Accuracy and precision of a CT method for assessing migration in shoulder arthroplasty: an experimental study

Abstract

Background

Radiostereometric analysis (RSA) is the gold standard to measure early implant migration which is a predictive factor for implant survival.

Purpose

To validate an alternative computed tomography (CT) technique to measure implant migration in shoulder arthroplasty.

Material and Methods

A cadaver proximal humerus and a scapula, which had tantalum beads incorporated within them, were prepared to accept a short-stemmed humeral component and a two-pegged glenoid component of a commercial total shoulder arthroplasty (TSA) system. A five degree of freedom micrometer and goniometer equipped rig was used to translate and rotate the implant components relative to the respective bone to predetermined positions. Double CT examinations were performed for each position and CT motion analysis software (CTMA) was used to assess these movements. The accuracy and precision of the software was estimated using the rig’s micrometers and goniometers as the gold standard. The technique’s effective dose was also assessed.

Results

The accuracy was in the range of 0.07–0.23 mm in translation and 0.22–0.71° in rotation. The precision was in the range of 0.08–0.15 mm in translation and 0.23–0.54° in rotation. The mean effective dose for the CT scans was calculated to be 0.27 mSv.

Conclusion

In this experimental setting, accuracy, precision, and effective dose of the CTMA technique were found to be comparable to that of RSA. Therefore, we believe clinical studies are warranted to determine if CTMA is a suitable alternative to traditional RSA for migration measurements in TSA.

Keywords

Computed tomography radiostereometric analysis shoulder arthroplasty total shoulder replacement migration

Introduction

Due to its accuracy and precision, radiostereometric analysis (RSA) is considered the gold standard for in vivo assessment of early orthopedic implant migration (1). Early migration is important to assess since it is correlated with higher revision rates in arthroplasty (2,3). However, not every hospital has access to the expensive set-up of RSA labs and to the trained personnel needed to take these radiographs (4). Therefore, there is a need to consider alternative techniques.

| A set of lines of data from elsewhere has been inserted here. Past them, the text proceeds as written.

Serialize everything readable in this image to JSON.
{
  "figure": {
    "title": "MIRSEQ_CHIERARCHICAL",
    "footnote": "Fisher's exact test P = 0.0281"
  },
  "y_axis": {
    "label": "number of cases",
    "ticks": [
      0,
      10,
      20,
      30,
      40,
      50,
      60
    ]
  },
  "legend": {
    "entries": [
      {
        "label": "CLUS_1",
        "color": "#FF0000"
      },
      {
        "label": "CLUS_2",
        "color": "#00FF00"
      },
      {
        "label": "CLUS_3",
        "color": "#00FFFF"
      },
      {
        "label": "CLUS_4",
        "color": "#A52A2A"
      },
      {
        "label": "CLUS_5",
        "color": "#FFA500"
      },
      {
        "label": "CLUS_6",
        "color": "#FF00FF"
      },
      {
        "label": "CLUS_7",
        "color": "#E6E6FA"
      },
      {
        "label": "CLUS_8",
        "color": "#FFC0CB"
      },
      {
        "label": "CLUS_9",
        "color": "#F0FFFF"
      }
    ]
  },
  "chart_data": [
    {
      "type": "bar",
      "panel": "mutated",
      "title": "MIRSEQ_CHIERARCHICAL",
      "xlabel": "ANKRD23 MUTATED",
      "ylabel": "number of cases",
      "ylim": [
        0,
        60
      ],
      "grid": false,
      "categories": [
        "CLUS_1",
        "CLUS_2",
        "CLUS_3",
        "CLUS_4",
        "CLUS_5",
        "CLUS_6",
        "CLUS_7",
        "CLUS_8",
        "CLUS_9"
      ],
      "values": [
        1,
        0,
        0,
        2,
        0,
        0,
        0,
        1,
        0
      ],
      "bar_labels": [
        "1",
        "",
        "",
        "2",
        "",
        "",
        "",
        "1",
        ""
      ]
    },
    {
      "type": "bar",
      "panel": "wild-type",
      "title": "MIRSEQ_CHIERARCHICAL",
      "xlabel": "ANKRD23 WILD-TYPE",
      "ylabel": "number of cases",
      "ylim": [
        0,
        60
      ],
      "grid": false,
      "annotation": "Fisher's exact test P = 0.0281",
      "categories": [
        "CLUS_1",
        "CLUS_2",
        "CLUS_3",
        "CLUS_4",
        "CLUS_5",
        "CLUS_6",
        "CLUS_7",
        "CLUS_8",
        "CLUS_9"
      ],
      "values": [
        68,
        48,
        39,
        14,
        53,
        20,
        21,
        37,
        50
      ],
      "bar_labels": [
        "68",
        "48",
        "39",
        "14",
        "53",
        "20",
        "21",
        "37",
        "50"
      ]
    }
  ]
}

Improvements in computed tomography (CT) have increased resolution and decreased effective dose, motivating the use of widely available CT scanners to quantify implant migration. A CT technique has previously been used in lower limb arthroplasty to assess implant positioning (5,6). Furthermore, one experimental study has been conducted with a CT technique on acetabular cups comparing its accuracy and precision to RSA (4). However, to our knowledge, no such methodological CT study has yet been conducted for shoulder arthroplasty.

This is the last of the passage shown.